The Advantages of Reverse Triangular Mergers

A reverse triangular merger format offers advantages, such as a faster deal execution.
A reverse triangular merger format offers advantages, such as a faster deal execution. (Image: Jupiterimages/Brand X Pictures/Getty Images)

A merger occurs when one company acquires another. A reverse triangular merger is a specific way to set up a corporate merger. In this form, the acquiring company sets up a subsidiary to acquire a target company. The subsidiary then does the acquisition of the target company. The target company continues in business and the subsidiary will not exist after the merger goes through. This type of merger has its advantages.

Quicker Execution

In a merger transaction, the acquirer will have to get the vote of approval of the shareholders of the acquired company. A reverse triangular merger involves the approval of a fewer number of shareholders than a typical merger does, which makes for a faster merger execution. Since the target company continues in existence, the reverse triangular merger involves the assent of a fewer number of third parties than a regular merger does. This too helps move the transaction forward faster.

Continuation of Contracts

Certain situations exist in which the target company has been in business for a while and built up a number of good business prospects and contracts. The reverse triangular merger format helps the acquiring company hold on to these contracts. In case the target company does not continue in business after acquisition, the acquiring company may not be able to enforce its contracts.

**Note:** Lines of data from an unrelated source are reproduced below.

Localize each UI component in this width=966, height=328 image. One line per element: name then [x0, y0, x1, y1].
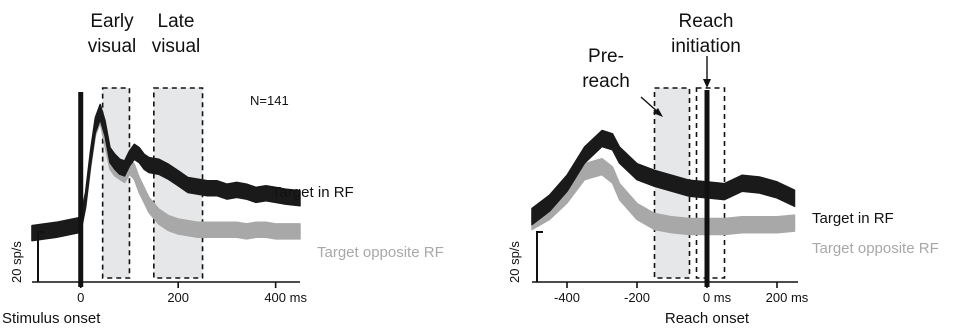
x-axis-title: Stimulus onset [2, 310, 101, 327]
scale-bar-label: 20 sp/s [507, 241, 522, 283]
legend-label-target-in-rf: Target in RF [272, 184, 354, 201]
firing-rate-traces [31, 92, 301, 287]
x-tick-label: 400 ms [264, 290, 307, 305]
x-tick-label: 200 [167, 290, 189, 305]
trace-target-opposite-rf [531, 157, 796, 236]
arrow-to-prereach-window [640, 96, 663, 117]
legend-label-target-opposite-rf: Target opposite RF [812, 240, 939, 257]
n-count-label: N=141 [250, 93, 289, 108]
window-label-reach-initiation-line2: initiation [671, 36, 741, 57]
x-tick-label: 0 [77, 290, 84, 305]
window-label-prereach-line1: Pre- [588, 46, 624, 67]
window-label-early-line1: Early [90, 11, 134, 32]
window-label-early-line2: visual [88, 36, 137, 57]
scale-bar-label: 20 sp/s [9, 241, 24, 283]
x-axis: 0 200 400 ms [32, 231, 307, 305]
stimulus-aligned-panel: 0 200 400 ms Early visual Late visual N=14… [2, 11, 444, 327]
x-tick-label: 200 ms [766, 290, 809, 305]
window-label-reach-initiation-line1: Reach [679, 11, 734, 32]
x-tick-label: -400 [554, 290, 580, 305]
scale-bar [536, 231, 543, 282]
legend-label-target-opposite-rf: Target opposite RF [317, 244, 444, 261]
x-axis-title: Reach onset [665, 310, 750, 327]
window-label-prereach-line2: reach [582, 71, 630, 92]
arrow-to-reach-initiation [703, 56, 711, 88]
trace-target-in-rf [531, 129, 796, 226]
firing-rate-traces [531, 90, 796, 287]
window-label-late-line2: visual [152, 36, 201, 57]
x-axis: -400 -200 0 ms 200 ms [532, 231, 809, 305]
legend-label-target-in-rf: Target in RF [812, 210, 894, 227]
x-tick-label: 0 ms [703, 290, 732, 305]
scale-bar [37, 231, 44, 282]
reach-aligned-panel: -400 -200 0 ms 200 ms Pre- reach Reach init… [507, 11, 939, 327]
trace-target-in-rf [31, 103, 301, 242]
analysis-window-2 [695, 87, 726, 279]
analysis-window-1 [101, 87, 131, 279]
x-tick-label: -200 [624, 290, 650, 305]
window-label-late-line1: Late [158, 11, 195, 32]
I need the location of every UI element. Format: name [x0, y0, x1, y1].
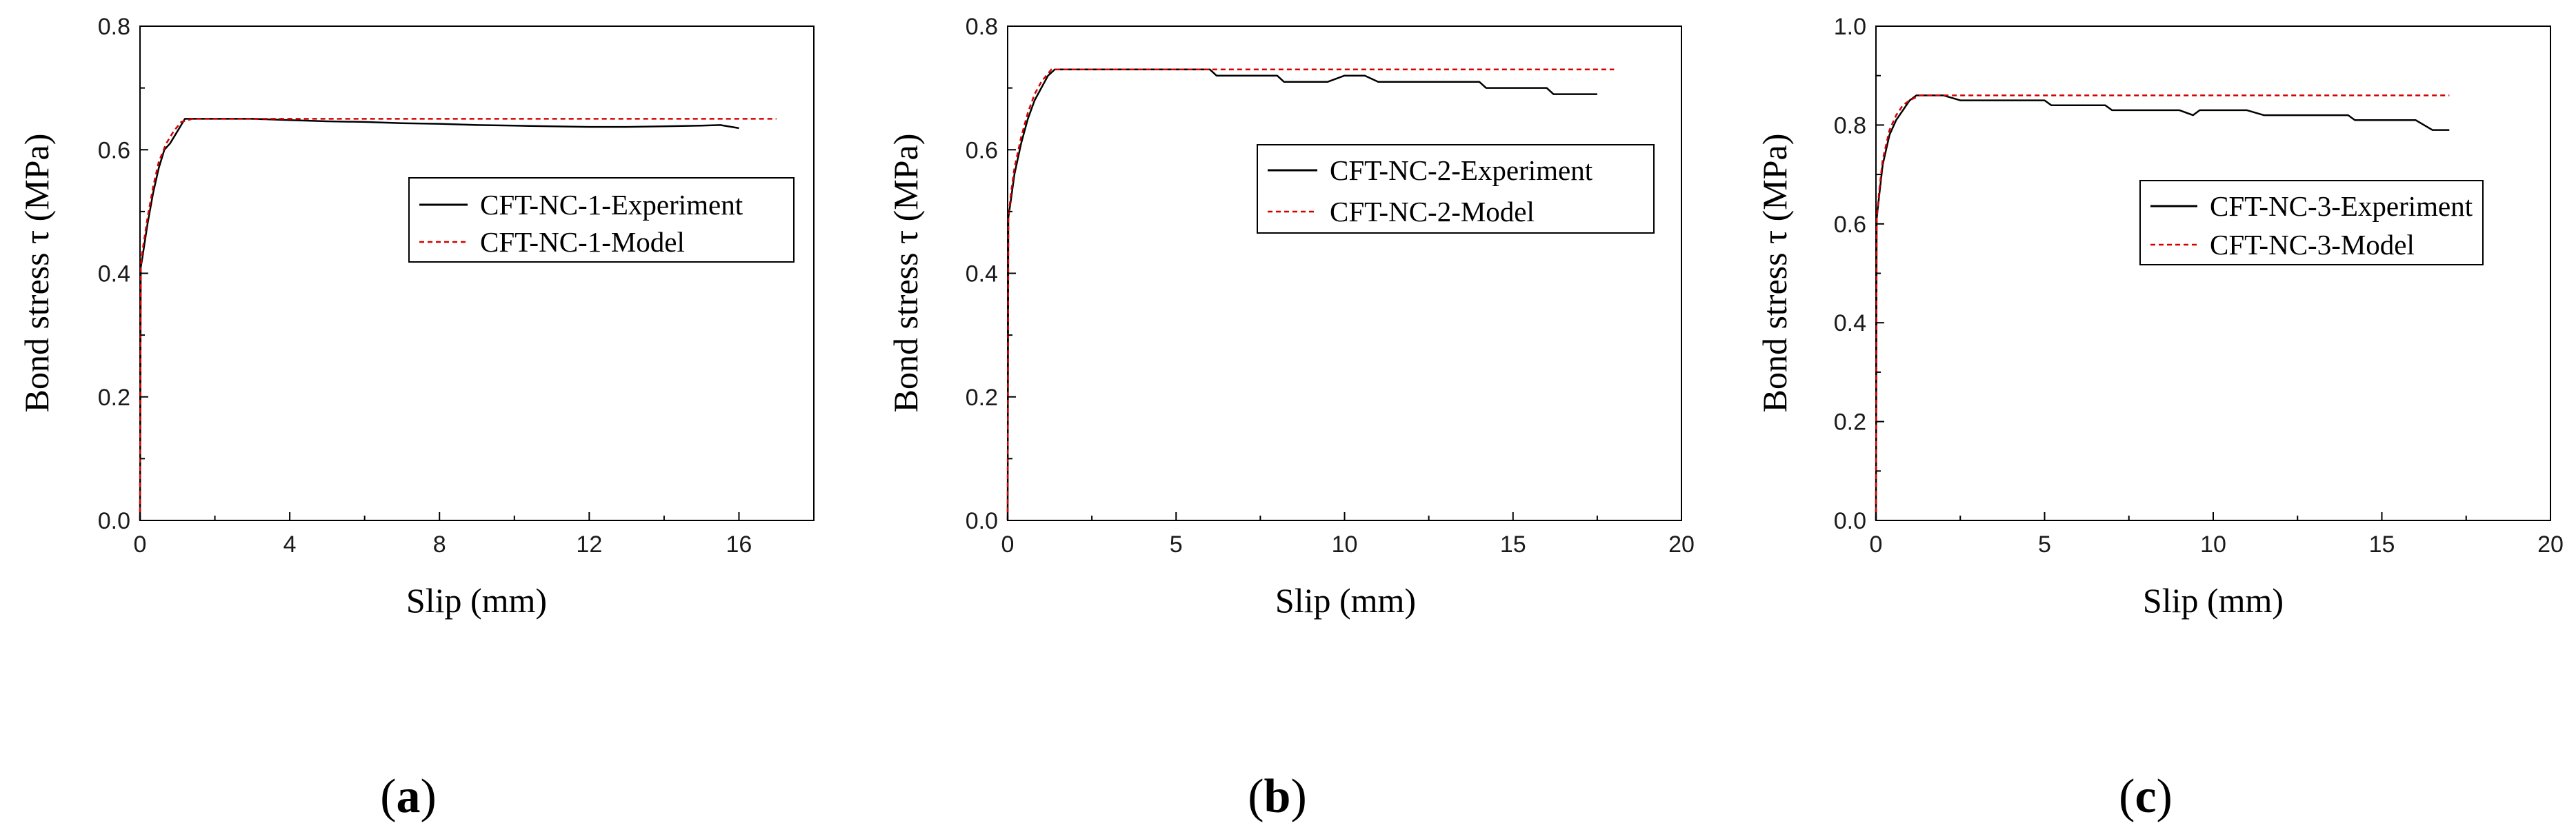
x-tick-label: 4	[283, 531, 297, 558]
chart-b: 0.0 0.2 0.4 0.6 0.8 0 5 10 15 20 Slip (mm) Bond …	[886, 14, 1695, 823]
series-line-model	[139, 118, 777, 521]
legend: CFT-NC-1-Experiment CFT-NC-1-Model	[408, 177, 795, 263]
x-ticks: 0 5 10 15 20	[1001, 512, 1695, 558]
legend: CFT-NC-3-Experiment CFT-NC-3-Model	[2139, 180, 2484, 265]
chart-c: 0.0 0.2 0.4 0.6 0.8 1.0 0 5 10 15 20 Slip (mm) Bo…	[1755, 14, 2564, 823]
legend-label-model: CFT-NC-3-Model	[2210, 229, 2415, 261]
x-axis-title: Slip (mm)	[2143, 581, 2284, 620]
y-tick-label: 1.0	[1834, 14, 1866, 40]
y-tick-label: 0.6	[1834, 212, 1866, 238]
y-tick-label: 0.8	[1834, 112, 1866, 139]
y-tick-label: 0.6	[966, 137, 998, 163]
x-tick-label: 15	[1500, 531, 1526, 558]
plot-area	[139, 118, 777, 521]
legend-box	[2139, 180, 2484, 265]
x-axis-title: Slip (mm)	[1275, 581, 1416, 620]
x-tick-label: 0	[134, 531, 147, 558]
y-ticks: 0.0 0.2 0.4 0.6 0.8	[966, 14, 1016, 534]
y-tick-label: 0.4	[1834, 310, 1866, 336]
x-tick-label: 20	[1668, 531, 1695, 558]
legend-label-experiment: CFT-NC-1-Experiment	[480, 189, 743, 221]
panel-label-c: (c)	[2119, 770, 2173, 823]
x-ticks: 0 5 10 15 20	[1870, 512, 2564, 558]
x-tick-label: 5	[1170, 531, 1183, 558]
legend-box	[1257, 144, 1655, 234]
y-tick-label: 0.2	[966, 385, 998, 411]
x-tick-label: 5	[2038, 531, 2051, 558]
y-tick-label: 0.0	[966, 508, 998, 534]
panel-label-b: (b)	[1248, 770, 1307, 823]
x-tick-label: 10	[2200, 531, 2226, 558]
y-ticks: 0.0 0.2 0.4 0.6 0.8	[98, 14, 148, 534]
x-tick-label: 10	[1332, 531, 1358, 558]
legend-label-experiment: CFT-NC-2-Experiment	[1330, 154, 1593, 186]
y-tick-label: 0.8	[98, 14, 130, 40]
plot-frame	[139, 26, 815, 521]
x-tick-label: 20	[2537, 531, 2564, 558]
x-tick-label: 15	[2369, 531, 2395, 558]
y-ticks: 0.0 0.2 0.4 0.6 0.8 1.0	[1834, 14, 1884, 534]
y-tick-label: 0.4	[98, 261, 130, 287]
x-axis-title: Slip (mm)	[406, 581, 547, 620]
legend-label-model: CFT-NC-1-Model	[480, 226, 685, 258]
legend-label-model: CFT-NC-2-Model	[1330, 196, 1535, 227]
y-axis-title: Bond stress τ (MPa)	[1755, 134, 1794, 413]
y-tick-label: 0.0	[1834, 508, 1866, 534]
y-tick-label: 0.6	[98, 137, 130, 163]
series-line-experiment	[1875, 94, 2450, 521]
plot-area	[1875, 94, 2450, 521]
y-tick-label: 0.8	[966, 14, 998, 40]
legend-label-experiment: CFT-NC-3-Experiment	[2210, 190, 2473, 222]
x-tick-label: 0	[1001, 531, 1015, 558]
y-tick-label: 0.2	[1834, 409, 1866, 436]
plot-frame	[1007, 26, 1682, 521]
series-line-model	[1875, 94, 2450, 521]
series-line-model	[1006, 68, 1615, 521]
chart-a: 0.0 0.2 0.4 0.6 0.8 0 4 8 12 16 Slip (mm) Bond s…	[17, 14, 815, 823]
legend-box	[408, 177, 795, 263]
x-tick-label: 8	[433, 531, 446, 558]
x-tick-label: 0	[1870, 531, 1883, 558]
legend: CFT-NC-2-Experiment CFT-NC-2-Model	[1257, 144, 1655, 234]
series-line-experiment	[1006, 68, 1597, 521]
y-tick-label: 0.2	[98, 385, 130, 411]
y-axis-title: Bond stress τ (MPa)	[886, 134, 925, 413]
y-axis-title: Bond stress τ (MPa)	[17, 134, 56, 413]
x-tick-label: 12	[576, 531, 602, 558]
plot-area	[1006, 68, 1615, 521]
y-tick-label: 0.0	[98, 508, 130, 534]
x-ticks: 0 4 8 12 16	[134, 512, 752, 558]
y-tick-label: 0.4	[966, 261, 998, 287]
panel-label-a: (a)	[380, 770, 437, 823]
x-tick-label: 16	[726, 531, 752, 558]
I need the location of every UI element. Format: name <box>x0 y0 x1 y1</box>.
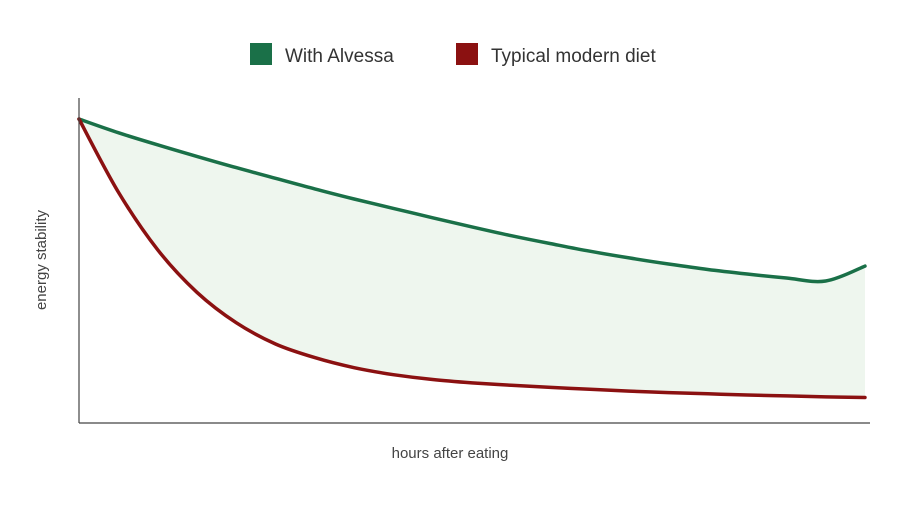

Protection from Liabilities

By not directly acquiring the target company, the acquiring company also maintains a distance from the liabilities of the target company. Since the target company becomes a subsidiary of the acquiring company, the acquirer does not have a direct exposure to the subsidary’s liabilities. This affords better protection to the assets of the acquiring company.

Easier to Sell

Sometimes, after a merger goes through, the acquiring company realizes that it made a mistake. In this sort of situation, it is easier to sell off the acquired company if it is a subsidiary of the acquirer. It is more difficult to go through the process if the acquired company fully integrated into the acquiring company.